While there are many historical Japanese gardens in Tokyo and Kyoto in Japan, there are also many in Shimane Prefecture. Matsue City and Izumo City, in particular, are known for their unique regional Japanese gardens.
The Japanese garden is not only beautiful to look at and fascinating to behold in its profundity, but everything about the Japanese garden is imbued with deep meaning.
One of the most commonly used is gravel. The significance of gravel in Japanese gardens can be divided into several categories.
It means oceans, rivers and clouds.
The most common meaning of gravel in Japanese gardens is when it means the sea or a river. In other words, it means water.
The flow of water is expressed in easy-to-understand patterns of gravel, with rough gravel upstream and fine gravel downstream.
There are two types of Japanese gardens: pond gardens, which use water, and dry landscape gardens, which do not use water. In dry landscape gardens, gravel is used to represent water.
The use of gravel is also clever, and the expression of water, such as rough ocean waves and calm conditions, is skillfully expressed using gravel.
The photo shows the Zuihouin Garden. The standing stones at the back of the garden signify the legendary Horai Island, where a hermit is making medicinal herbs for immortality. Therefore, in order to signify that it is inaccessible to humans, the gravel is undulated greatly to represent the wild and inaccessible sea.
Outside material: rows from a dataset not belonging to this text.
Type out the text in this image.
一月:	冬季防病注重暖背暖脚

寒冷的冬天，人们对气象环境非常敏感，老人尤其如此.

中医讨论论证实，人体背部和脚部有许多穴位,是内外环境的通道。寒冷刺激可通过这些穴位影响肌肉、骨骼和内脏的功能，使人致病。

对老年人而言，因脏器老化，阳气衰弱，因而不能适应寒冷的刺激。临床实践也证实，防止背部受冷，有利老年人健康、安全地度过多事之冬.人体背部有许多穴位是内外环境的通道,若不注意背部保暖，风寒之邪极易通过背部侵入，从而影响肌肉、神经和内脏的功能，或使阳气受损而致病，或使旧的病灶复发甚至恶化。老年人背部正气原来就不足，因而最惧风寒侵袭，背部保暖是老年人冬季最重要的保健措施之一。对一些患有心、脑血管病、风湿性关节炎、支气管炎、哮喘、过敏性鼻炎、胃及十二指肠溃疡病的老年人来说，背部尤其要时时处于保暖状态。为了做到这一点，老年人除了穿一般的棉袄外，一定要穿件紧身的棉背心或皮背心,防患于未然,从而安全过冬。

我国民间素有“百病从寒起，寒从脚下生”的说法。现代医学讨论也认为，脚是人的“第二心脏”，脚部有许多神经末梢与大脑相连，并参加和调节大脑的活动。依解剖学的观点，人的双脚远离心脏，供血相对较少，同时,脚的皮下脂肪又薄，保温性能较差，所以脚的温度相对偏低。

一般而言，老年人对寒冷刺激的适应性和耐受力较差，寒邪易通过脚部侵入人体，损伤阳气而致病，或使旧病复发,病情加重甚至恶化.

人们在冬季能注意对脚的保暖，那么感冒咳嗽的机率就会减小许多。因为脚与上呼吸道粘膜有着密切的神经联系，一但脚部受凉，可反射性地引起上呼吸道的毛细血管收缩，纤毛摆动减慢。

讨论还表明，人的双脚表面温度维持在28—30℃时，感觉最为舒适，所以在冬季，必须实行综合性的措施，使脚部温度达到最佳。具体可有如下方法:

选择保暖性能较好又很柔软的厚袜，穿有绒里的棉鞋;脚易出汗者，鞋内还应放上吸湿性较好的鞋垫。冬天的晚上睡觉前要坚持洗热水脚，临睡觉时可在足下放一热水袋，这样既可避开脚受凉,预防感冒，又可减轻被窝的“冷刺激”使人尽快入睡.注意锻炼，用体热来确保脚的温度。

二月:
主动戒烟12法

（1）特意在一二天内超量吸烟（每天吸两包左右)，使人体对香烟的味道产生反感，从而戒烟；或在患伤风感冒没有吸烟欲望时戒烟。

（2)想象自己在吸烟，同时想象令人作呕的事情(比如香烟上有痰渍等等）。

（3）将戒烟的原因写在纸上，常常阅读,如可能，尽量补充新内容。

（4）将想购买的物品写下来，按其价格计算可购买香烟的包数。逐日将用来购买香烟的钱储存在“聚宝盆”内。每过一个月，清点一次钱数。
It may also be raging clouds. It means the top of a mountain is poking out of the clouds.
It means the abstract world.
Many Japanese gardens are strongly influenced by Buddhist and other philosophies. The depicted ideas of the campus called a garden may represent an abstract world, such as gravel as meaning heaven or the afterlife.
The photo shows the garden at Ryugenin, the pagoda of Daitokuji Temple, which is said to be the smallest stone garden in Japan. The gravel in this garden has round ripples that represent a drop of water dripping down, signifying the importance of a single drop of water as it becomes a stream, then a large river, and finally an ocean.
If the gravel represents a thought, it is difficult to know its meaning at a glance.
Many have explanatory notes nearby describing the meaning or a guide will explain it to you, so it is best to ask questions and listen.
It means as much to the viewer as it does to the viewer.
Today, there are many gardens whose meaning is not clearly known.
Gardens built in the olden days had no author, of course, and the owners who inherited them from generation to generation have no way of knowing their true meaning if they have not heard it passed down from generation to generation.
The photo shows Ryoanji Temple in Kyoto, Japan, a very famous garden known for its stone garden made of 15 stones. However, there are 100 different meanings of this garden, and the correct answer is not known.
It is safe to say that these gardens have as much meaning as the number of people who see them. It is the quintessential Japanese garden that looks different depending on the way one looks at it from the heart.
Gravel in Japanese gardens is very often used as the perfect entity for various expressions because it can be freely shaped. However, its meanings vary from easy to understand to those that cannot be understood without explanation.
In fact, there are many gardens whose meanings are still not clearly defined. However, one of the deepest aspects of Japanese gardens is that the viewer is free to consider the connotations. Let’s think about the meaning of gravel and enjoy viewing gardens.